2.1 ActiveServices.realStartServiceLocked

 //ActiveServices.java
private final void realStartServiceLocked(ServiceRecord r,
        ProcessRecord app, boolean execInFg) throws RemoteException {
……
        app.thread.scheduleCreateService(r, r.serviceInfo,
                mAm.compatibilityInfoForPackageLocked(r.serviceInfo.applicationInfo),
                app.repProcState); //创建service
 ……
    sendServiceArgsLocked(r, execInFg, true); //添加service的启动参数
……
}

2.2 ActiveServices.sendServiceArgsLocked

sendServiceArgsLocked方法会调用ActivityThread的scheduleServiceArgs方法。

 //ActiveServices.java
private final void sendServiceArgsLocked(ServiceRecord r, boolean execInFg,
        boolean oomAdjusted) throws TransactionTooLargeException {
……
        r.app.thread.scheduleServiceArgs(r, slice);
……
}

2.3 ActivityThread.scheduleServiceArgs

scheduleServiceArgs位于ActivityThread.java内部类ApplicationThread中,scheduleServiceArgs方法获取到service的参数集合,遍历其中的参数,通过hander发送消息H.SERVICE_ARGS。
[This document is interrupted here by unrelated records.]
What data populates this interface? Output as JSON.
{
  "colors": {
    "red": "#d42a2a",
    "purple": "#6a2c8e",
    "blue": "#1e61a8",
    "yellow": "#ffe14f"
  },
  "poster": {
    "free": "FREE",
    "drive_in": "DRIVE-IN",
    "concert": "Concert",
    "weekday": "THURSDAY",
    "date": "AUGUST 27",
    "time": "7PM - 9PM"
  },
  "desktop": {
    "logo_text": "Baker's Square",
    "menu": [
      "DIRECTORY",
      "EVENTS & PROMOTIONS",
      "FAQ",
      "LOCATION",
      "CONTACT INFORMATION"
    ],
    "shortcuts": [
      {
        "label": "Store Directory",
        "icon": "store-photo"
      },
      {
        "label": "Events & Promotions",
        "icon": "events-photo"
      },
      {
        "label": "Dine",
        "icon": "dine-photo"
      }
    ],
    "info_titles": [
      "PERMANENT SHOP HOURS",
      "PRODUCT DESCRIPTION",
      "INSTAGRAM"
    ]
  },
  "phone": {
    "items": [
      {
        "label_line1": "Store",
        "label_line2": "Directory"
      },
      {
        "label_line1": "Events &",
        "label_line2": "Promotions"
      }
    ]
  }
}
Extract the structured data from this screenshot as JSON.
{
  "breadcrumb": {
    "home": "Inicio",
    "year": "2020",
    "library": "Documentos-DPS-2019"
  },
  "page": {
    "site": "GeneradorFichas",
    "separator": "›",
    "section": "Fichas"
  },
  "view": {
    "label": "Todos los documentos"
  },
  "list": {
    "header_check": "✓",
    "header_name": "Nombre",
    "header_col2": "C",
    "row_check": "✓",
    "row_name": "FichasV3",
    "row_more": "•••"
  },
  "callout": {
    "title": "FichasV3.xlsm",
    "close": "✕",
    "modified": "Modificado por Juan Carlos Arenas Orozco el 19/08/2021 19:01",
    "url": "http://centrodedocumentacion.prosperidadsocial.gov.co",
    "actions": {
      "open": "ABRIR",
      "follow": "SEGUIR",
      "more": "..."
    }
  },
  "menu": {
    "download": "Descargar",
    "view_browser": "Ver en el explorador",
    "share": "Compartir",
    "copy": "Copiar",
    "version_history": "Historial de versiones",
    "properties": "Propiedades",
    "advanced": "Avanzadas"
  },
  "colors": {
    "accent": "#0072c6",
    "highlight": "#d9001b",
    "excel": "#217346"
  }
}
//ActivityThread$ApplicationThread
public final void scheduleServiceArgs(IBinder token, ParceledListSlice args) {
    List<ServiceStartArgs> list = args.getList();

    for (int i = 0; i < list.size(); i++) {
        ServiceStartArgs ssa = list.get(i);
        ServiceArgsData s = new ServiceArgsData();
        s.token = token;
        s.taskRemoved = ssa.taskRemoved;
        s.startId = ssa.startId;
        s.flags = ssa.flags;
        s.args = ssa.args;

        sendMessage(H.SERVICE_ARGS, s);
    }
}

2.4 H.handleMessage

H是ActivityThread.java内部类,它的父类是Handler, H.SERVICE_ARGS消息在H的handleMessage方法中中被处理,接着调用handleServiceArgs方法。

//ActivityThread&H
   public void handleMessage(Message msg) {
        ……
            case SERVICE_ARGS:
                if (Trace.isTagEnabled(Trace.TRACE_TAG_ACTIVITY_MANAGER)) {
                    Trace.traceBegin(Trace.TRACE_TAG_ACTIVITY_MANAGER,
                            ("serviceStart: " + String.valueOf(msg.obj)));
                }
                handleServiceArgs((ServiceArgsData)msg.obj);
                Trace.traceEnd(Trace.TRACE_TAG_ACTIVITY_MANAGER);
                break;
            ……
    }	

2.5 ActivityThread.handleServiceArgs

ActivityThread.java的handleServiceArgs方法首先将service中onStartCommand方法的返回值赋值给int型局部变量res,然后将res作为参数传入到AMS的serviceDoneExecuting方法中。

//ActivityThread.java
private void handleServiceArgs(ServiceArgsData data) {
    Service s = mServices.get(data.token);
    if (s != null) {
        try {
            if (data.args != null) {
                data.args.setExtrasClassLoader(s.getClassLoader());
                data.args.prepareToEnterProcess();
            }
            int res;
            if (!data.taskRemoved) {
                //这里取到service中onStartCommand方法的返回值
                res = s.onStartCommand(data.args, data.flags, data.startId); 
            } else {
                s.onTaskRemoved(data.args);
                res = Service.START_TASK_REMOVED_COMPLETE;
            }

            QueuedWork.waitToFinish();

            try {
                //onStartCommand参数传输到AMS中
                ActivityManager.getService().serviceDoneExecuting(
                        data.token, SERVICE_DONE_EXECUTING_START, data.startId, res); //将返回值传入到AMS中
            } catch (RemoteException e) {
                throw e.rethrowFromSystemServer();
            }
        } catch (Exception e) {
            if (!mInstrumentation.onException(s, e)) {
                throw new RuntimeException(
                        "Unable to start service " + s
                        + " with " + data.args + ": " + e.toString(), e);
            }
        }
    }
}

2.5 ActivityManagerService.serviceDoneExecuting

AMS的serviceDoneExecuting方法调用了ActiveServices.java的serviceDoneExecutingLocked方法。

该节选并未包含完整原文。